4. Senate staffers can't work for your campaign on the taxpayers' dime.

This doesn't mean they can't work for the campaign at all; it just means they have to do so on their own time—through volunteer work or as paid campaign employees. (And they definitely can't use Senate resources or space for campaign work.) If staffers, for example, choose to reduce their hours in the Senate in order to volunteer or officially work for a campaign, they have that flexibility, from the Ethics Committee's perspective. But they need to do at least one day's worth of work in the Hill office per week to retain their Senate employment, their Senate pay must be adjusted based on how many hours they spend on official business, and their Senate pay can't be inflated to compensate for their extracurricular work on a campaign.

5. Staffers can't contribute money, either.

It's a violation of federal law for Senate staffers to donate to their own boss's campaign. Contributing time as a volunteer or employee isn't considered a contribution.

6. Your campaign office can't be given any special privileges that outside organizations don't get.

A Senate Ethics Committee cheat sheet uses document requests as an example here: Senate staff can't turn over, say, a copy of a member's floor speech to his or her campaign staff if they wouldn't honor a similar request from another outside group or person, "without regard to political affiliation."

7. Don't link to your campaign website from your official Hill website—or vice versa.

Sorry, but those earnest voters examining the policy section of your website can't be directed to check out your campaign site. They just can't.

8. Beware campaign donations that inadvertently come through your office.

There are only three people employed in a senator's office, known as political fund designees, who are allowed to ask for and take in campaign donations—but not while using Senate resources, and "only for the Senator's principal campaign committee, a political campaign committee controlled by a Senator or group of Senators, or a state or local committee of a national party." If an unsolicited contribution is mailed or delivered in person to a senator's Hill office, it's got to be sent to the campaign within seven days by a political fund designee.

9. Don't be too liberal with the Clip Art.

Use of the Great Seal of the United States or the Senate Seal in campaign materials is strictly verboten. (So are, for that matter, the seals of the House, Congress, the president, and the vice president. And these rules don't just apply to campaign materials: No one, including laymen, can use these seals to create a "false impression of sponsorship or approval" by any part of the U.S. government.) The Ethics Committee does throw candidates a graphic-design bone, though, in its guidelines: "If a member's campaign wants to use a symbol of government on its campaign stationery, a depiction of the Capitol dome would be appropriate."

10. Campaign donations are off-limits for personal use.

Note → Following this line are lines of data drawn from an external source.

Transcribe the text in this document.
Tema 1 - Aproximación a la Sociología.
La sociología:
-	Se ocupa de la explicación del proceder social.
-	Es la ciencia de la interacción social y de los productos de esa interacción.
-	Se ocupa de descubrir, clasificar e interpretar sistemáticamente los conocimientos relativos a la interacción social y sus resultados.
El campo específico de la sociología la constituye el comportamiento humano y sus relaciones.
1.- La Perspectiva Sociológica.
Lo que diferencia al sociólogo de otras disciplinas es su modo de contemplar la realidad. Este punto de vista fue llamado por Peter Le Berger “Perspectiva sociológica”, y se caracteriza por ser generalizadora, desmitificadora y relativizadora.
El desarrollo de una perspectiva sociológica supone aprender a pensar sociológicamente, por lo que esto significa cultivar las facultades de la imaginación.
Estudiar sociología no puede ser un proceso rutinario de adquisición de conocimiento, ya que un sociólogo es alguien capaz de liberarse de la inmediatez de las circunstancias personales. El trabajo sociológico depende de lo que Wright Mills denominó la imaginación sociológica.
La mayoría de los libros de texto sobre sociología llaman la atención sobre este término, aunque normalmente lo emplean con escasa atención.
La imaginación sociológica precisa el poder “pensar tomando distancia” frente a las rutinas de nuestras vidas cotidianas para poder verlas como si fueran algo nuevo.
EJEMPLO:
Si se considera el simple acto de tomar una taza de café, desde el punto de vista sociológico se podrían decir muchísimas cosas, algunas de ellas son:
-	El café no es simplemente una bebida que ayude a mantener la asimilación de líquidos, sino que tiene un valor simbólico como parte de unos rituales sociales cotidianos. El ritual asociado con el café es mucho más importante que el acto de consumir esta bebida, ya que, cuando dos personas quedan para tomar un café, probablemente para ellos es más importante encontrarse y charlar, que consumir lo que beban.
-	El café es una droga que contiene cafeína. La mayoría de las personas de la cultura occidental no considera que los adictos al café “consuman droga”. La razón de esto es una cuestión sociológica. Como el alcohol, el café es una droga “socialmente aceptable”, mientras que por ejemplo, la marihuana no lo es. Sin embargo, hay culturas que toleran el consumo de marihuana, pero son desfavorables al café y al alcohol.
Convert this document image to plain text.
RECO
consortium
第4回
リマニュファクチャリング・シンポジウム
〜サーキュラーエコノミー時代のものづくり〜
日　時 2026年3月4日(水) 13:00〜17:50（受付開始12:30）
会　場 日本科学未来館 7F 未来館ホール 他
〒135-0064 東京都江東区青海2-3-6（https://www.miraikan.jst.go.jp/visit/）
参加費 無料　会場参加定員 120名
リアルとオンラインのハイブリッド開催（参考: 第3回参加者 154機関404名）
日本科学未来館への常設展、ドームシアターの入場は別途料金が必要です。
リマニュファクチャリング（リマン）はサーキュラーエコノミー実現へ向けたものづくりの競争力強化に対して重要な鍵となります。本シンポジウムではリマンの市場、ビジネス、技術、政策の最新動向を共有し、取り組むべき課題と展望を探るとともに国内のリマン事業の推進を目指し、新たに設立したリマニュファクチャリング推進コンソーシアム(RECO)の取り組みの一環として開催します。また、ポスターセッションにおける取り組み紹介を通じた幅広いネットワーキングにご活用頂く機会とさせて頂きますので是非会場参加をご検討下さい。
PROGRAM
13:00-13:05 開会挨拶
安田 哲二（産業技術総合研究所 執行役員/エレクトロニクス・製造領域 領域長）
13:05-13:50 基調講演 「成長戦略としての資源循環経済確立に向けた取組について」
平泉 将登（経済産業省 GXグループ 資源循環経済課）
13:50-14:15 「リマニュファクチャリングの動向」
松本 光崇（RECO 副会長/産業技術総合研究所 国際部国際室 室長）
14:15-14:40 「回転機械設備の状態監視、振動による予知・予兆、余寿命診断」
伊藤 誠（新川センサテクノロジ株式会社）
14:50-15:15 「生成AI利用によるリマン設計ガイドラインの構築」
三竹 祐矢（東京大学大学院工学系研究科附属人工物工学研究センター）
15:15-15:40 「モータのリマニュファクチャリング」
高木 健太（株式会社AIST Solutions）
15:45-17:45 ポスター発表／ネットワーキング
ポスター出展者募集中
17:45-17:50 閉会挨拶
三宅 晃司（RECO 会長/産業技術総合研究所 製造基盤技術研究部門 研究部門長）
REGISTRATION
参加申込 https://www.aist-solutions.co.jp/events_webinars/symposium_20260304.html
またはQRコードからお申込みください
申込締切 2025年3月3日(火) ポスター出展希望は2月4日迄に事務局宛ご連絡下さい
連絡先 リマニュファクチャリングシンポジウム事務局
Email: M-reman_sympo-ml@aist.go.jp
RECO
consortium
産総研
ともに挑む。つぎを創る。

Senators should really know this already. Campaign contributions can't be used to pay for any "commitment, obligation, or expense of a person that would exist irrespective of the candidate's election campaign or individual's duties as a holder of federal office," according to Senate rules. And if there was any doubt of the elite status many senators occupy, the guidelines specifically note that country club memberships can't be paid for by campaign donations.

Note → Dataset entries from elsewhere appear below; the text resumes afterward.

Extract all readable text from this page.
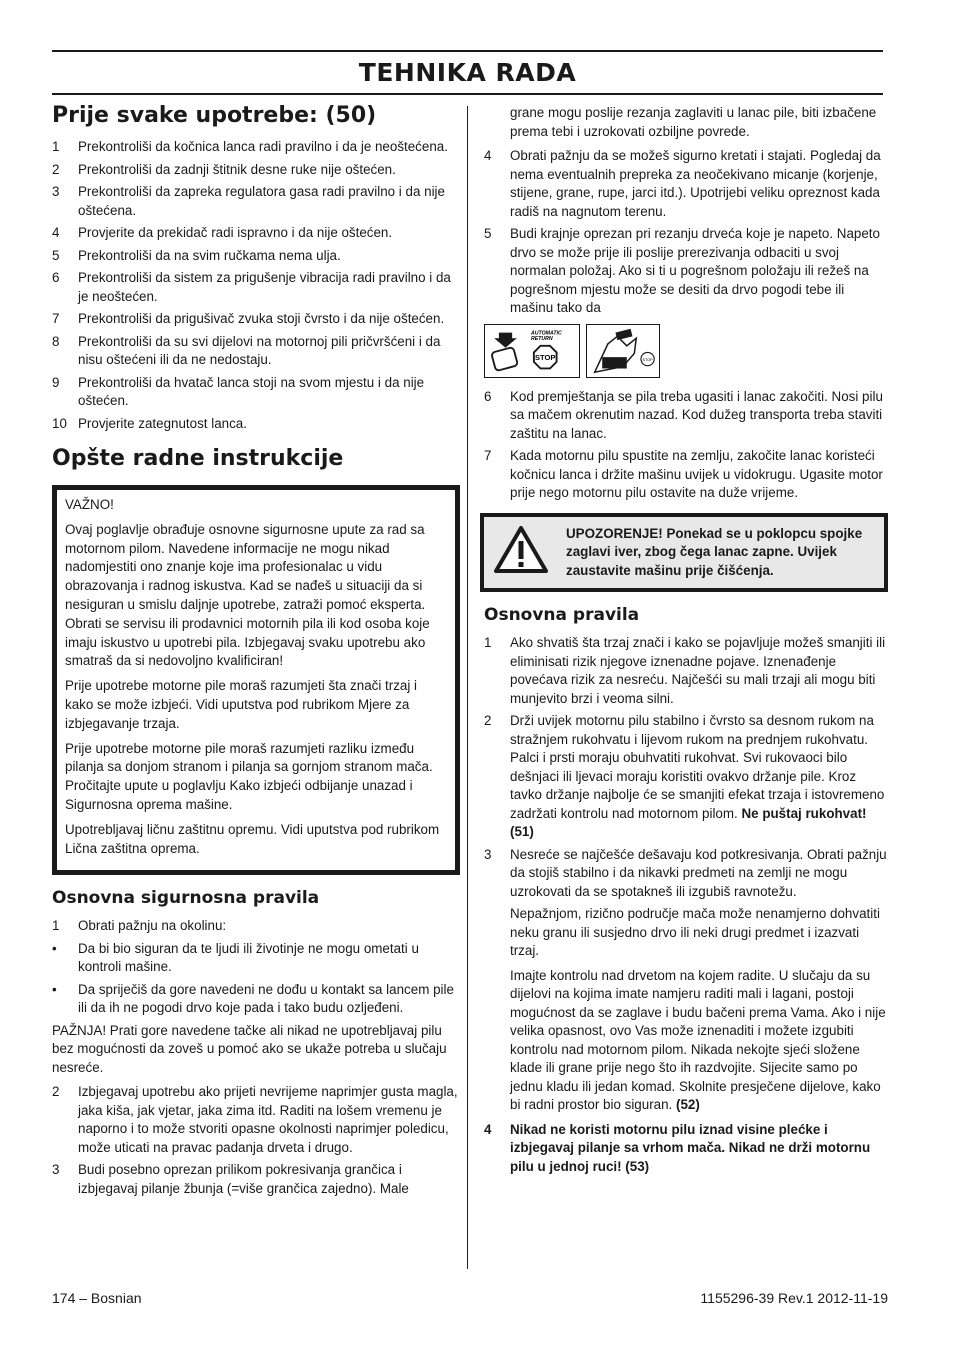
TEHNIKA RADA
Prije svake upotrebe: (50)
1	Prekontroliši da kočnica lanca radi pravilno i da je neoštećena.
2	Prekontroliši da zadnji štitnik desne ruke nije oštećen.
3	Prekontroliši da zapreka regulatora gasa radi pravilno i da nije oštećena.
4	Provjerite da prekidač radi ispravno i da nije oštećen.
5	Prekontroliši da na svim ručkama nema ulja.
6	Prekontroliši da sistem za prigušenje vibracija radi pravilno i da je neoštećen.
7	Prekontroliši da prigušivač zvuka stoji čvrsto i da nije oštećen.
8	Prekontroliši da su svi dijelovi na motornoj pili pričvršćeni i da nisu oštećeni ili da ne nedostaju.
9	Prekontroliši da hvatač lanca stoji na svom mjestu i da nije oštećen.
10 Provjerite zategnutost lanca.
Opšte radne instrukcije

VAŽNO!

Ovaj poglavlje obrađuje osnovne sigurnosne upute za rad sa motornom pilom. Navedene informacije ne mogu nikad nadomjestiti ono znanje koje ima profesionalac u vidu obrazovanja i radnog iskustva. Kad se nađeš u situaciji da si nesiguran u smislu daljnje upotrebe, zatraži pomoć eksperta. Obrati se servisu ili prodavnici motornih pila ili kod osoba koje imaju iskustvo u upotrebi pila. Izbjegavaj svaku upotrebu ako smatraš da si nedovoljno kvalificiran!

Prije upotrebe motorne pile moraš razumjeti šta znači trzaj i kako se može izbjeći. Vidi uputstva pod rubrikom Mjere za izbjegavanje trzaja.

Prije upotrebe motorne pile moraš razumjeti razliku između pilanja sa donjom stranom i pilanja sa gornjom stranom mača. Pročitajte upute u poglavlju Kako izbjeći odbijanje unazad i Sigurnosna oprema mašine.

Upotrebljavaj ličnu zaštitnu opremu. Vidi uputstva pod rubrikom Lična zaštitna oprema.

Osnovna sigurnosna pravila
1	Obrati pažnju na okolinu:
•	Da bi bio siguran da te ljudi ili životinje ne mogu ometati u kontroli mašine.
•	Da spriječiš da gore navedeni ne dođu u kontakt sa lancem pile ili da ih ne pogodi drvo koje pada i tako budu ozljeđeni.

PAŽNJA! Prati gore navedene tačke ali nikad ne upotrebljavaj pilu bez mogućnosti da zoveš u pomoć ako se ukaže potreba u slučaju nesreće.

2	Izbjegavaj upotrebu ako prijeti nevrijeme naprimjer gusta magla, jaka kiša, jak vjetar, jaka zima itd. Raditi na lošem vremenu je naporno i to može stvoriti opasne okolnosti naprimjer poledicu, može uticati na pravac padanja drveta i drugo.
3	Budi posebno oprezan prilikom pokresivanja grančica i izbjegavaj pilanje žbunja (=više grančica zajedno). Male

grane mogu poslije rezanja zaglaviti u lanac pile, biti izbačene prema tebi i uzrokovati ozbiljne povrede.

4	Obrati pažnju da se možeš sigurno kretati i stajati. Pogledaj da nema eventualnih prepreka za neočekivano micanje (korjenje, stijene, grane, rupe, jarci itd.). Upotrijebi veliku opreznost kada radiš na nagnutom terenu.
5	Budi krajnje oprezan pri rezanju drveća koje je napeto. Napeto drvo se može prije ili poslije prerezivanja odbaciti u svoj normalan položaj. Ako si ti u pogrešnom položaju ili režeš na pogrešnom mjestu može se desiti da drvo pogodi tebe ili mašinu tako da
AUTOMATIC
RETURN
STOP	STOP
6	Kod premještanja se pila treba ugasiti i lanac zakočiti. Nosi pilu sa mačem okrenutim nazad. Kod dužeg transporta treba staviti zaštitu na lanac.
7	Kada motornu pilu spustite na zemlju, zakočite lanac koristeći kočnicu lanca i držite mašinu uvijek u vidokrugu. Ugasite motor prije nego motornu pilu ostavite na duže vrijeme.
UPOZORENJE! Ponekad se u poklopcu spojke zaglavi iver, zbog čega lanac zapne. Uvijek zaustavite mašinu prije čišćenja.
Osnovna pravila
1	Ako shvatiš šta trzaj znači i kako se pojavljuje možeš smanjiti ili eliminisati rizik njegove iznenadne pojave. Iznenađenje povećava rizik za nesreću. Najčešći su mali trzaji ali mogu biti munjevito brzi i veoma silni.
2	Drži uvijek motornu pilu stabilno i čvrsto sa desnom rukom na stražnjem rukohvatu i lijevom rukom na prednjem rukohvatu. Palci i prsti moraju obuhvatiti rukohvat. Svi rukovaoci bilo dešnjaci ili ljevaci moraju koristiti ovakvo držanje pile. Kroz tavko držanje najbolje će se smanjiti efekat trzaja i istovremeno zadržati kontrolu nad motornom pilom. Ne puštaj rukohvat! (51)
3	Nesreće se najčešće dešavaju kod potkresivanja. Obrati pažnju da stojiš stabilno i da nikavki predmeti na zemlji ne mogu uzrokovati da se spotakneš ili izgubiš ravnotežu.

Nepažnjom, rizično područje mača može nenamjerno dohvatiti neku granu ili susjedno drvo ili neki drugi predmet i izazvati trzaj.

Imajte kontrolu nad drvetom na kojem radite. U slučaju da su dijelovi na kojima imate namjeru raditi mali i lagani, postoji mogućnost da se zaglave i budu bačeni prema Vama. Ako i nije velika opasnost, ovo Vas može iznenaditi i možete izgubiti kontrolu nad motornom pilom. Nikada nekojte sjeći složene klade ili grane prije nego što ih razdvojite. Sijecite samo po jednu kladu ili jedan komad. Skolnite presječene dijelove, kako bi radni prostor bio siguran. (52)

4	Nikad ne koristi motornu pilu iznad visine plećke i izbjegavaj pilanje sa vrhom mača. Nikad ne drži motornu pilu u jednoj ruci! (53)
174 – Bosnian	1155296-39 Rev.1 2012-11-19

11. Don't mass-mail voters just before an election.

With few exceptions, senators can't use their franking privileges—sending mail through the U.S. Postal Service without postage—to mass-mail voters in the 60 days leading up to a primary or general election, per Senate rules. One noteworthy loophole? If the election is uncontested. Then the lawmaker can mass-mail with abandon.

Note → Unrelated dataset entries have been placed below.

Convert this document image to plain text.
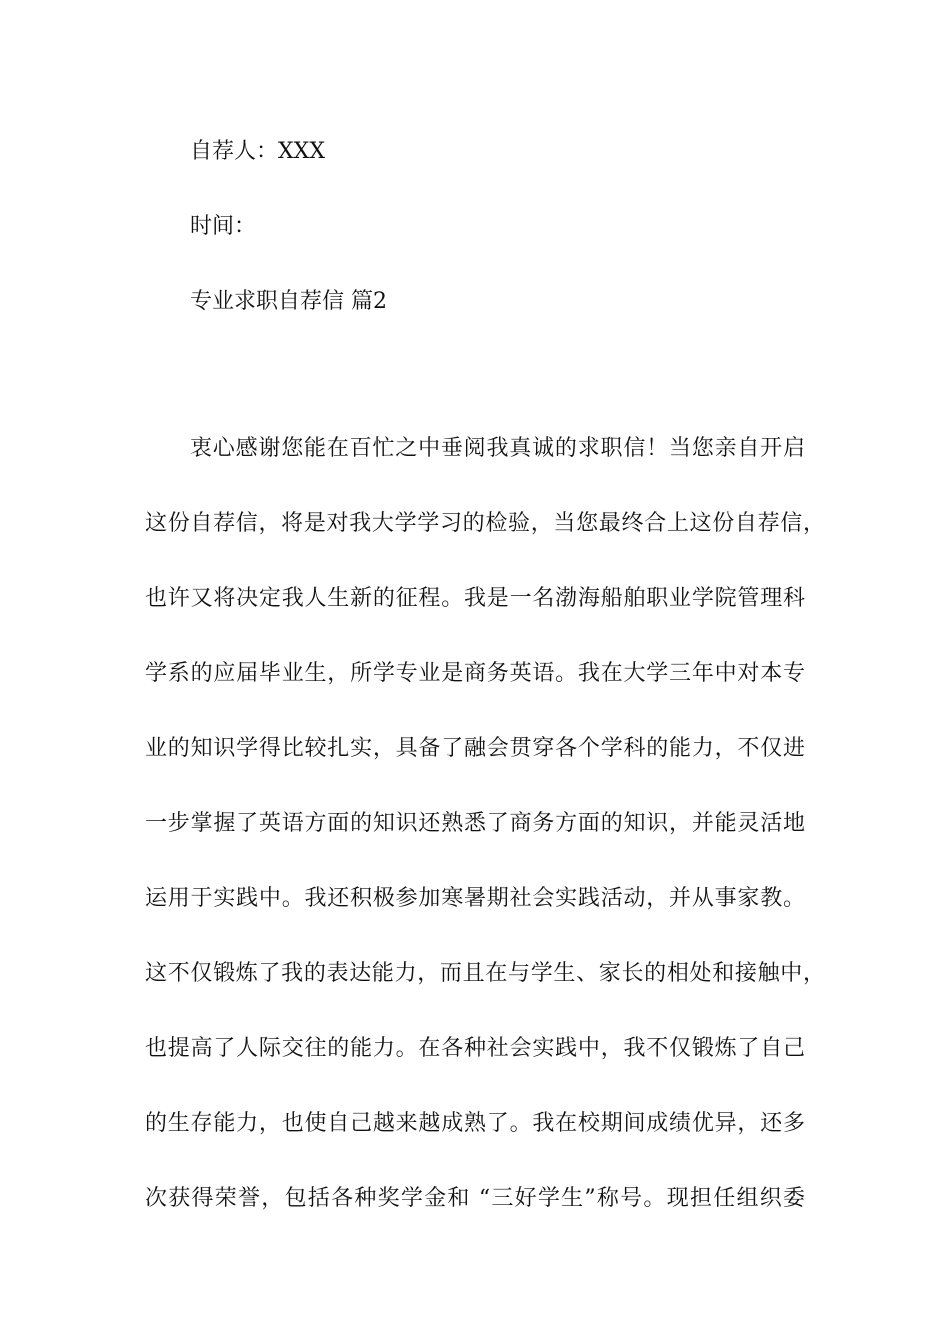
自荐人：XXX
时间：
专业求职自荐信 篇2
衷心感谢您能在百忙之中垂阅我真诚的求职信！当您亲自开启
这份自荐信，将是对我大学学习的检验，当您最终合上这份自荐信，
也许又将决定我人生新的征程。我是一名渤海船舶职业学院管理科
学系的应届毕业生，所学专业是商务英语。我在大学三年中对本专
业的知识学得比较扎实，具备了融会贯穿各个学科的能力，不仅进
一步掌握了英语方面的知识还熟悉了商务方面的知识，并能灵活地
运用于实践中。我还积极参加寒暑期社会实践活动，并从事家教。
这不仅锻炼了我的表达能力，而且在与学生、家长的相处和接触中，
也提高了人际交往的能力。在各种社会实践中，我不仅锻炼了自己
的生存能力，也使自己越来越成熟了。我在校期间成绩优异，还多
次获得荣誉，包括各种奖学金和 “三好学生”称号。现担任组织委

12. Don't use the Senate TV and radio studios immediately before an election.

For the most part, unless a licensed TV or radio organization requests your presence in the studios, or your election is uncontested, you can't use the Senate studios in the 60 days leading up to a primary or general.

And listen, senators, you can't all be winners. If you decide to forgo your Senate seat in the event of a loss, and you just happen to become a lobbyist, don't think the Senate will leave you ethically out in the rain. There are guidelines for lawmakers-turned-power-brokers, too.